La mort de la comtesse Héléna avait produit une grande stupeur dans la ville, et lord Byron, pour s’étourdir sur ce tragique événement, courut les bals, les spectacles, les promenades; il redevint bientôt ce qu’il fut en Angleterre, un homme affamé de plaisirs et d’orgies.

Et malgré tout cela, il pensait incessamment à Héléna, qui l’avait rendu heureux quelque temps, à Héléna morte pour lui!...

Le souvenir de cette femme le poursuivait surtout aux heures de l’inspiration; il prenait la plume pour écrire quelques strophes de Juan, son héros, et la plume lui tombait des mains, et des larmes ruisselaient sur ses joues flétries prématurément, et il rêvait malgré lui à tant d’amour éveillé chez une femme jusque-là sans amour, à tant de grâces dédaignées, à tant de beauté éteinte, à tant de jeunesse ensevelie avant le temps et couchée sous la pierre d’un cercueil!...

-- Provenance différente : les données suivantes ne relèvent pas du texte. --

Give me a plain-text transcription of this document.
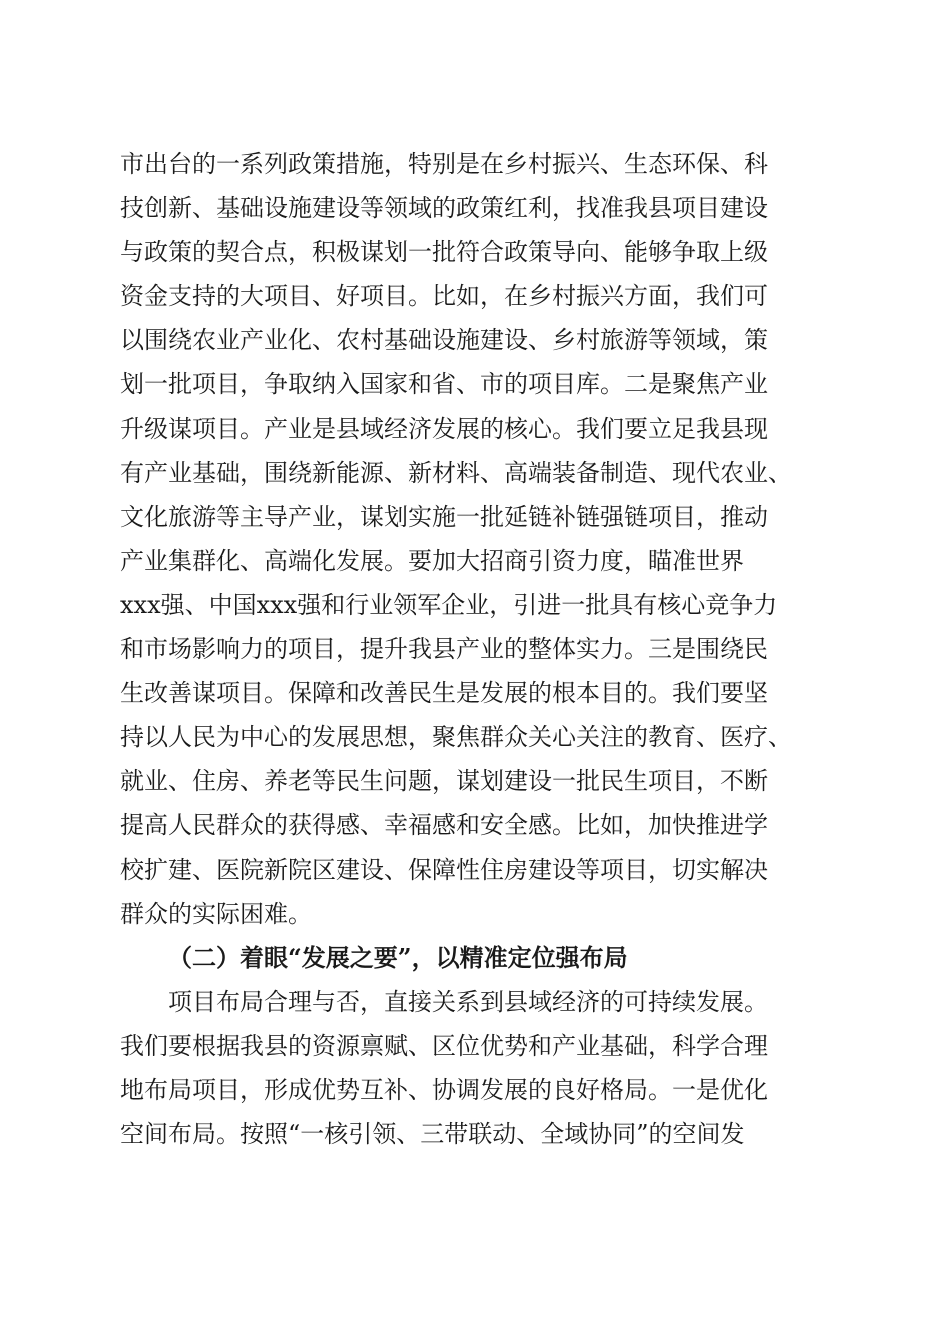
市出台的一系列政策措施，特别是在乡村振兴、生态环保、科
技创新、基础设施建设等领域的政策红利，找准我县项目建设
与政策的契合点，积极谋划一批符合政策导向、能够争取上级
资金支持的大项目、好项目。比如，在乡村振兴方面，我们可
以围绕农业产业化、农村基础设施建设、乡村旅游等领域，策
划一批项目，争取纳入国家和省、市的项目库。二是聚焦产业
升级谋项目。产业是县域经济发展的核心。我们要立足我县现
有产业基础，围绕新能源、新材料、高端装备制造、现代农业、
文化旅游等主导产业，谋划实施一批延链补链强链项目，推动
产业集群化、高端化发展。要加大招商引资力度，瞄准世界
xxx强、中国xxx强和行业领军企业，引进一批具有核心竞争力
和市场影响力的项目，提升我县产业的整体实力。三是围绕民
生改善谋项目。保障和改善民生是发展的根本目的。我们要坚
持以人民为中心的发展思想，聚焦群众关心关注的教育、医疗、
就业、住房、养老等民生问题，谋划建设一批民生项目，不断
提高人民群众的获得感、幸福感和安全感。比如，加快推进学
校扩建、医院新院区建设、保障性住房建设等项目，切实解决
群众的实际困难。
（二）着眼“发展之要”，以精准定位强布局
项目布局合理与否，直接关系到县域经济的可持续发展。
我们要根据我县的资源禀赋、区位优势和产业基础，科学合理
地布局项目，形成优势互补、协调发展的良好格局。一是优化
空间布局。按照“一核引领、三带联动、全域协同”的空间发
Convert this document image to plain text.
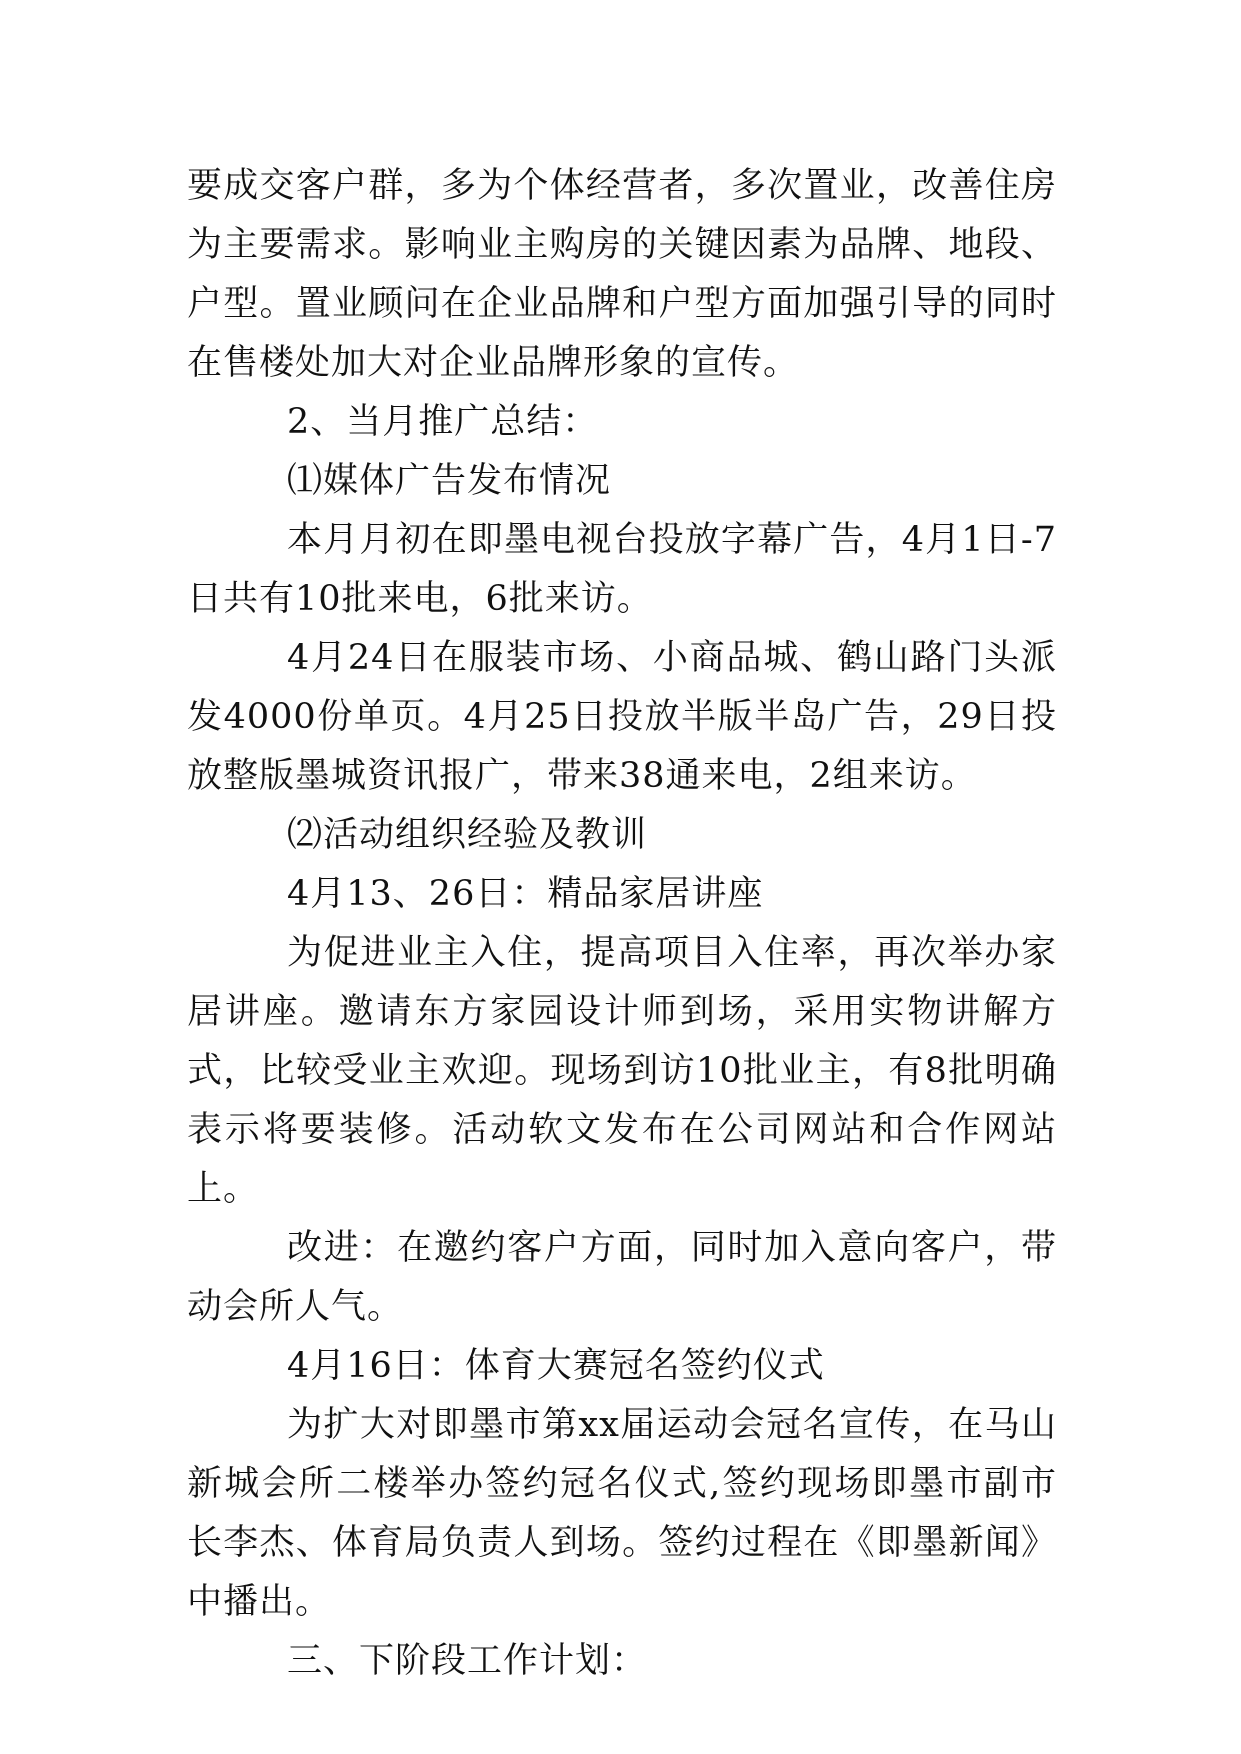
要成交客户群，多为个体经营者，多次置业，改善住房为主要需求。影响业主购房的关键因素为品牌、地段、户型。置业顾问在企业品牌和户型方面加强引导的同时在售楼处加大对企业品牌形象的宣传。

2、当月推广总结：

⑴媒体广告发布情况

本月月初在即墨电视台投放字幕广告，4月1日-7日共有10批来电，6批来访。

4月24日在服装市场、小商品城、鹤山路门头派发4000份单页。4月25日投放半版半岛广告，29日投放整版墨城资讯报广，带来38通来电，2组来访。

⑵活动组织经验及教训

4月13、26日：精品家居讲座

为促进业主入住，提高项目入住率，再次举办家居讲座。邀请东方家园设计师到场，采用实物讲解方式，比较受业主欢迎。现场到访10批业主，有8批明确表示将要装修。活动软文发布在公司网站和合作网站上。

改进：在邀约客户方面，同时加入意向客户，带动会所人气。

4月16日：体育大赛冠名签约仪式

为扩大对即墨市第xx届运动会冠名宣传，在马山新城会所二楼举办签约冠名仪式,签约现场即墨市副市长李杰、体育局负责人到场。签约过程在《即墨新闻》中播出。

三、下阶段工作计划：
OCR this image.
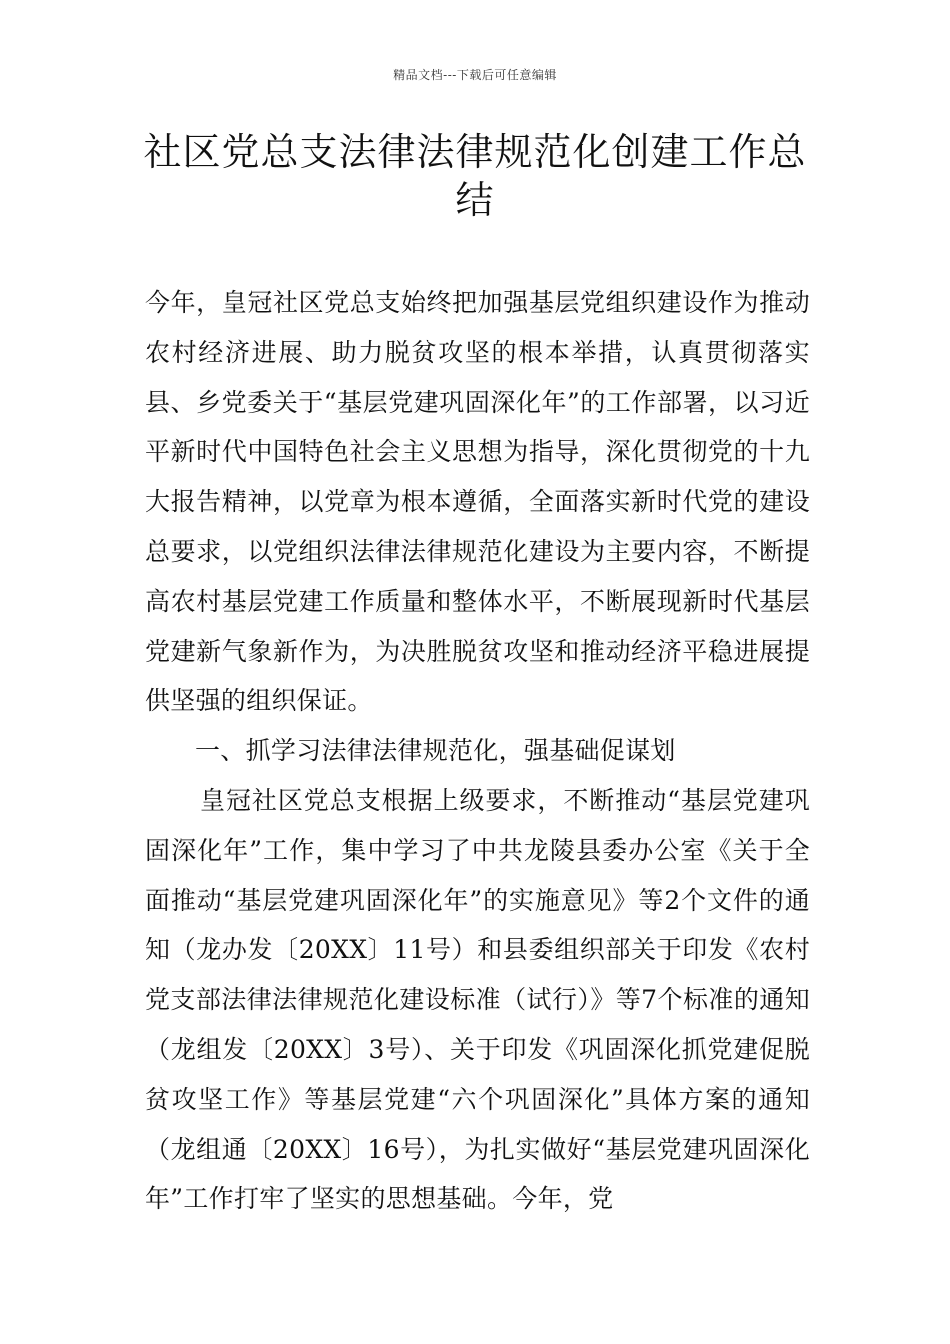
精品文档---下载后可任意编辑
社区党总支法律法律规范化创建工作总结

今年，皇冠社区党总支始终把加强基层党组织建设作为推动农村经济进展、助力脱贫攻坚的根本举措，认真贯彻落实县、乡党委关于“基层党建巩固深化年”的工作部署，以习近平新时代中国特色社会主义思想为指导，深化贯彻党的十九大报告精神，以党章为根本遵循，全面落实新时代党的建设总要求，以党组织法律法律规范化建设为主要内容，不断提高农村基层党建工作质量和整体水平，不断展现新时代基层党建新气象新作为，为决胜脱贫攻坚和推动经济平稳进展提供坚强的组织保证。

一、抓学习法律法律规范化，强基础促谋划

皇冠社区党总支根据上级要求，不断推动“基层党建巩固深化年”工作，集中学习了中共龙陵县委办公室《关于全面推动“基层党建巩固深化年”的实施意见》等2个文件的通知（龙办发〔20XX〕11号）和县委组织部关于印发《农村党支部法律法律规范化建设标准（试行）》等7个标准的通知（龙组发〔20XX〕3号）、关于印发《巩固深化抓党建促脱贫攻坚工作》等基层党建“六个巩固深化”具体方案的通知（龙组通〔20XX〕16号），为扎实做好“基层党建巩固深化年”工作打牢了坚实的思想基础。今年，党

Byron retomba dans un accablement profond, et, comme si de hideuses visions agitaient leurs mains saignantes autour de lui, il ferma les yeux. Il aurait, dans ce moment, donné Don Juan pour une pensée consolatrice, sa gloire dans les siècles futurs pour une heure de sommeil, sa vie pour la mort!...

Pensée de consolations, sommeil d’une heure, mort ardemment invoquée, tout cela fut muet pour lui.

Byron voulut trouver le repos dans la méditation.

Alors il songea à remplir le vœu suprême d’une mourante, à éterniser cette femme qu’un souffle d’amour eût rendue presque céleste, qu’une parole d’indifférence avait impitoyablement tuée.

Il reprit la plume, et écrivit.

Et quelques minutes après il déchira ses deux strophes, comme si, à défaut des aveux du poète, les pavés de Venise et de la place Saint-Marc ne devaient pas se lever, et crier aux générations à venir qu’Héléna, comtesse d’Italie, s’était suicidée à vingt ans pour un Byron, lord d’Angleterre!...

Ce que la poésie et le recueillement n’avaient pu faire, une vie turbulente ne le fit point.

Byron allait-il à un bal, une femme lui souriait-elle délicieusement, son sourire lui rappelait celui d’Héléna: une autre lui parlait, c’était encore la voix d’Héléna qui glissait à son oreille épouvantée; alors il regardait si ses mains n’étaient pas sanglantes.

Venise devint pour lui une ville maudite, et bientôt il résolut d’en partir.

Ses préparatifs furent promptement achevés; l’homme qui ne laisse aucun regret, qui n’emporte aucune affection, qui dit adieu à une ville comme un condamné au bourreau; cet homme peut abandonner rapidement un pays, et sans regret porter sa destinée dans un autre.

Byron quitta Venise par un soir d’hiver, et il ne donna pas un souvenir à cette ville belle entre les villes.

Venise, ce soir-là, resplendissait entourée de fanaux et projetait sa grande ombre sur le golfe où elle se baigne, et le poète dédaigna de contempler ce spectacle, miraculeuse poésie.

Déjà il atteignait l’extrémité de la ville, suivi de son valet, lorsqu’un homme, à la haute stature et enveloppé tout entier dans les replis de son manteau, surgit de terre.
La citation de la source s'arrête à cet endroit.